There are many differences between Crane’s “The Open Boat” and the newspaper account of the shipwreck entitled “Stephen Crane’s Own Story.” Although both accounts use mainly historical details, in other ways they are significantly different. Notable first of all is that Crane’s newspaper account is written in first-person, whereas the point of view in his short story is third-person limited. The perspective, then, switches from “journalistic” in one story to a literary narrator on the other. Consider, for example, the first sentence of the short story: “None of them knew the color of the sky.” This line initially suggests an omniscient point of view, but as we read further, the perspective is that of the correspondent, as keen observer, who seems to know much about his comrades and offers this summary:
If I am going to lose my life to the sea—if I am going to lose my life to the sea—why was I allowed to come this far to see sand and trees? Was I brought here merely to have my nose dragged away as I was about to taste the holy food of life?
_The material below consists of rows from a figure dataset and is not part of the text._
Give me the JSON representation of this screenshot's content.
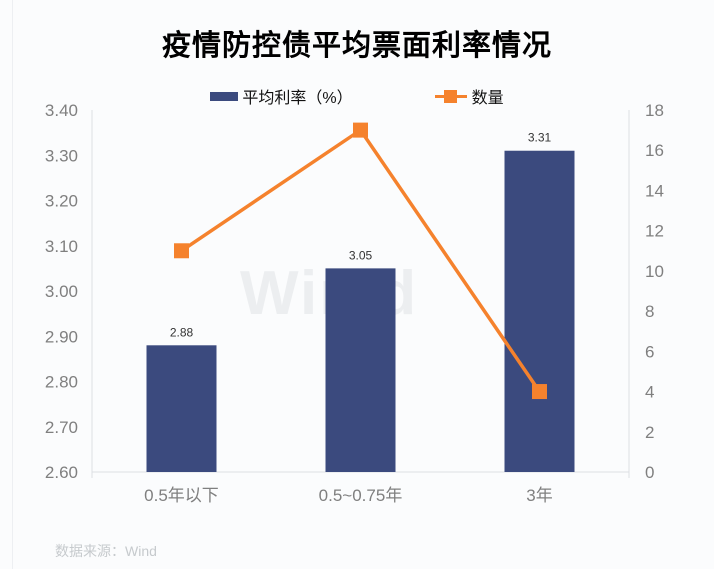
{
  "title": "疫情防控债平均票面利率情况",
  "legend": [
    {
      "label": "平均利率（%）",
      "type": "bar"
    },
    {
      "label": "数量",
      "type": "line"
    }
  ],
  "watermark": "Win.d",
  "source": "数据来源：Wind",
  "colors": {
    "bar": "#3b4a7e",
    "line": "#f5822d",
    "axis_line": "#dcdfe3",
    "tick_text": "#7f7f7f",
    "category_text": "#7f7f7f",
    "value_label_text": "#333333",
    "background": "#fbfcfd"
  },
  "chart_data": {
    "type": "bar",
    "categories": [
      "0.5年以下",
      "0.5~0.75年",
      "3年"
    ],
    "series": [
      {
        "name": "平均利率（%）",
        "type": "bar",
        "axis": "left",
        "values": [
          2.88,
          3.05,
          3.31
        ],
        "data_labels": [
          "2.88",
          "3.05",
          "3.31"
        ]
      },
      {
        "name": "数量",
        "type": "line",
        "axis": "right",
        "values": [
          11,
          17,
          4
        ]
      }
    ],
    "left_axis": {
      "min": 2.6,
      "max": 3.4,
      "step": 0.1,
      "ticks": [
        "3.40",
        "3.30",
        "3.20",
        "3.10",
        "3.00",
        "2.90",
        "2.80",
        "2.70",
        "2.60"
      ]
    },
    "right_axis": {
      "min": 0,
      "max": 18,
      "step": 2,
      "ticks": [
        "18",
        "16",
        "14",
        "12",
        "10",
        "8",
        "6",
        "4",
        "2",
        "0"
      ]
    },
    "grid": false,
    "legend_position": "top",
    "title": "疫情防控债平均票面利率情况",
    "source": "数据来源：Wind"
  }
}
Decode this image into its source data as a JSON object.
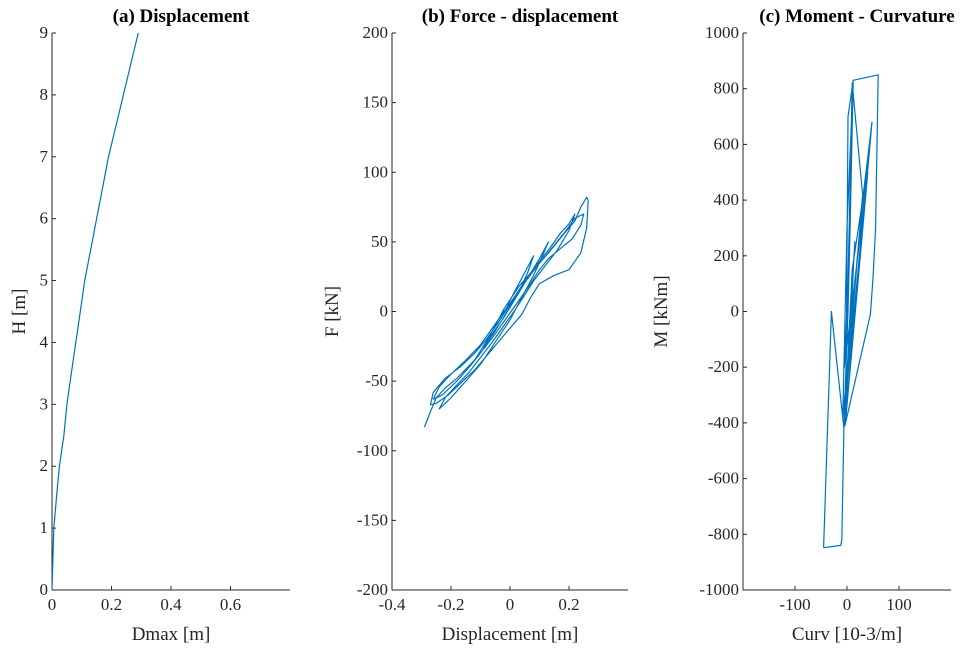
{
  "chart_data": [
    {
      "type": "line",
      "title": "(a) Displacement",
      "xlabel": "Dmax [m]",
      "ylabel": "H [m]",
      "xlim": [
        0,
        0.8
      ],
      "ylim": [
        0,
        9
      ],
      "xticks": [
        0,
        0.2,
        0.4,
        0.6
      ],
      "yticks": [
        0,
        1,
        2,
        3,
        4,
        5,
        6,
        7,
        8,
        9
      ],
      "xtick_labels": [
        "0",
        "0.2",
        "0.4",
        "0.6"
      ],
      "ytick_labels": [
        "0",
        "1",
        "2",
        "3",
        "4",
        "5",
        "6",
        "7",
        "8",
        "9"
      ],
      "series": [
        {
          "color": "#0072BD",
          "points": [
            [
              0,
              0
            ],
            [
              0.003,
              0.5
            ],
            [
              0.006,
              1
            ],
            [
              0.015,
              1.5
            ],
            [
              0.025,
              2
            ],
            [
              0.04,
              2.5
            ],
            [
              0.05,
              3
            ],
            [
              0.065,
              3.5
            ],
            [
              0.08,
              4
            ],
            [
              0.095,
              4.5
            ],
            [
              0.11,
              5
            ],
            [
              0.13,
              5.5
            ],
            [
              0.15,
              6
            ],
            [
              0.17,
              6.5
            ],
            [
              0.19,
              7
            ],
            [
              0.215,
              7.5
            ],
            [
              0.24,
              8
            ],
            [
              0.265,
              8.5
            ],
            [
              0.29,
              9
            ]
          ]
        }
      ]
    },
    {
      "type": "line",
      "title": "(b) Force - displacement",
      "xlabel": "Displacement [m]",
      "ylabel": "F [kN]",
      "xlim": [
        -0.4,
        0.4
      ],
      "ylim": [
        -200,
        200
      ],
      "xticks": [
        -0.4,
        -0.2,
        0,
        0.2
      ],
      "yticks": [
        -200,
        -150,
        -100,
        -50,
        0,
        50,
        100,
        150,
        200
      ],
      "xtick_labels": [
        "-0.4",
        "-0.2",
        "0",
        "0.2"
      ],
      "ytick_labels": [
        "-200",
        "-150",
        "-100",
        "-50",
        "0",
        "50",
        "100",
        "150",
        "200"
      ],
      "series": [
        {
          "color": "#0072BD",
          "points": [
            [
              -0.29,
              -83
            ],
            [
              -0.27,
              -72
            ],
            [
              -0.25,
              -62
            ],
            [
              -0.22,
              -55
            ],
            [
              -0.18,
              -48
            ],
            [
              -0.12,
              -35
            ],
            [
              -0.07,
              -18
            ],
            [
              -0.02,
              2
            ],
            [
              0.03,
              18
            ],
            [
              0.08,
              30
            ],
            [
              0.13,
              42
            ],
            [
              0.18,
              55
            ],
            [
              0.22,
              65
            ],
            [
              0.24,
              75
            ],
            [
              0.26,
              82
            ],
            [
              0.265,
              80
            ],
            [
              0.26,
              60
            ],
            [
              0.24,
              42
            ],
            [
              0.2,
              30
            ],
            [
              0.15,
              26
            ],
            [
              0.1,
              20
            ],
            [
              0.07,
              10
            ],
            [
              0.04,
              -2
            ],
            [
              0,
              -12
            ],
            [
              -0.04,
              -22
            ],
            [
              -0.08,
              -32
            ],
            [
              -0.12,
              -42
            ],
            [
              -0.17,
              -52
            ],
            [
              -0.21,
              -60
            ],
            [
              -0.25,
              -66
            ],
            [
              -0.27,
              -67
            ],
            [
              -0.26,
              -58
            ],
            [
              -0.22,
              -48
            ],
            [
              -0.17,
              -40
            ],
            [
              -0.12,
              -30
            ],
            [
              -0.08,
              -20
            ],
            [
              -0.04,
              -8
            ],
            [
              0,
              5
            ],
            [
              0.04,
              18
            ],
            [
              0.09,
              32
            ],
            [
              0.14,
              45
            ],
            [
              0.19,
              58
            ],
            [
              0.22,
              67
            ],
            [
              0.25,
              70
            ],
            [
              0.24,
              62
            ],
            [
              0.21,
              52
            ],
            [
              0.17,
              45
            ],
            [
              0.13,
              38
            ],
            [
              0.1,
              30
            ],
            [
              0.07,
              20
            ],
            [
              0.03,
              8
            ],
            [
              -0.01,
              -4
            ],
            [
              -0.05,
              -16
            ],
            [
              -0.09,
              -27
            ],
            [
              -0.13,
              -38
            ],
            [
              -0.18,
              -50
            ],
            [
              -0.23,
              -60
            ],
            [
              -0.26,
              -63
            ],
            [
              -0.24,
              -54
            ],
            [
              -0.2,
              -45
            ],
            [
              -0.15,
              -35
            ],
            [
              -0.1,
              -24
            ],
            [
              -0.06,
              -12
            ],
            [
              -0.02,
              0
            ],
            [
              0.02,
              12
            ],
            [
              0.06,
              25
            ],
            [
              0.1,
              36
            ],
            [
              0.14,
              47
            ],
            [
              0.17,
              56
            ],
            [
              0.2,
              63
            ],
            [
              0.22,
              70
            ],
            [
              0.2,
              58
            ],
            [
              0.16,
              44
            ],
            [
              0.12,
              33
            ],
            [
              0.08,
              22
            ],
            [
              0.05,
              12
            ],
            [
              0.02,
              2
            ],
            [
              -0.02,
              -10
            ],
            [
              -0.06,
              -22
            ],
            [
              -0.1,
              -33
            ],
            [
              -0.14,
              -44
            ],
            [
              -0.19,
              -55
            ],
            [
              -0.22,
              -62
            ],
            [
              -0.24,
              -70
            ],
            [
              -0.2,
              -62
            ],
            [
              -0.15,
              -50
            ],
            [
              -0.1,
              -38
            ],
            [
              -0.05,
              -22
            ],
            [
              0,
              -6
            ],
            [
              0.04,
              10
            ],
            [
              0.08,
              26
            ],
            [
              0.11,
              40
            ],
            [
              0.13,
              50
            ],
            [
              0.1,
              38
            ],
            [
              0.06,
              24
            ],
            [
              0.02,
              10
            ],
            [
              -0.02,
              -4
            ],
            [
              -0.06,
              -16
            ],
            [
              -0.09,
              -26
            ],
            [
              -0.05,
              -14
            ],
            [
              -0.01,
              0
            ],
            [
              0.03,
              14
            ],
            [
              0.06,
              28
            ],
            [
              0.08,
              40
            ],
            [
              0.05,
              28
            ],
            [
              0.02,
              16
            ],
            [
              -0.01,
              4
            ]
          ]
        }
      ]
    },
    {
      "type": "line",
      "title": "(c) Moment - Curvature",
      "xlabel": "Curv [10-3/m]",
      "ylabel": "M [kNm]",
      "xlim": [
        -200,
        200
      ],
      "ylim": [
        -1000,
        1000
      ],
      "xticks": [
        -100,
        0,
        100
      ],
      "yticks": [
        -1000,
        -800,
        -600,
        -400,
        -200,
        0,
        200,
        400,
        600,
        800,
        1000
      ],
      "xtick_labels": [
        "-100",
        "0",
        "100"
      ],
      "ytick_labels": [
        "-1000",
        "-800",
        "-600",
        "-400",
        "-200",
        "0",
        "200",
        "400",
        "600",
        "800",
        "1000"
      ],
      "series": [
        {
          "color": "#0072BD",
          "points": [
            [
              -45,
              -848
            ],
            [
              -12,
              -840
            ],
            [
              -10,
              -820
            ],
            [
              -6,
              -420
            ],
            [
              -2,
              -200
            ],
            [
              2,
              0
            ],
            [
              6,
              300
            ],
            [
              12,
              830
            ],
            [
              60,
              850
            ],
            [
              55,
              300
            ],
            [
              50,
              120
            ],
            [
              45,
              -10
            ],
            [
              -4,
              -410
            ],
            [
              48,
              680
            ],
            [
              30,
              400
            ],
            [
              10,
              150
            ],
            [
              -2,
              -300
            ],
            [
              2,
              700
            ],
            [
              12,
              830
            ],
            [
              0,
              300
            ],
            [
              -8,
              -380
            ],
            [
              20,
              200
            ],
            [
              44,
              600
            ],
            [
              -4,
              -350
            ],
            [
              30,
              420
            ],
            [
              10,
              820
            ],
            [
              2,
              100
            ],
            [
              -5,
              -200
            ],
            [
              40,
              500
            ],
            [
              -3,
              -400
            ],
            [
              15,
              250
            ],
            [
              -6,
              -420
            ],
            [
              -30,
              0
            ],
            [
              -45,
              -848
            ]
          ]
        }
      ]
    }
  ]
}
This is notable. As William Spofford has commented, “Throughout his career, Crane was concerned with the indifference of the natural universe to the plight of man” (American Literary Review, 1890-1910, Vol. 12, No,2, Autumn 1979). The newspaper account is straightforward and the tone is generally neutral. We see scant responses either to the natural world, or to fate in the context of nature’s indifference. Although both accounts close with the revelation that Billy drowned, the ending of the story makes reference to the natural world and what the men have collectively experienced:
When night came, the white waves rolled back and forth in the moonlight, and the wind brought the sound of the great sea’s voice to the men on the shore. And they felt that they could then understand.
Unlike the generally neutral tone of the journalistic account, the tone in this final sentence is far from neutral. It is both sad and hauntingly beautiful.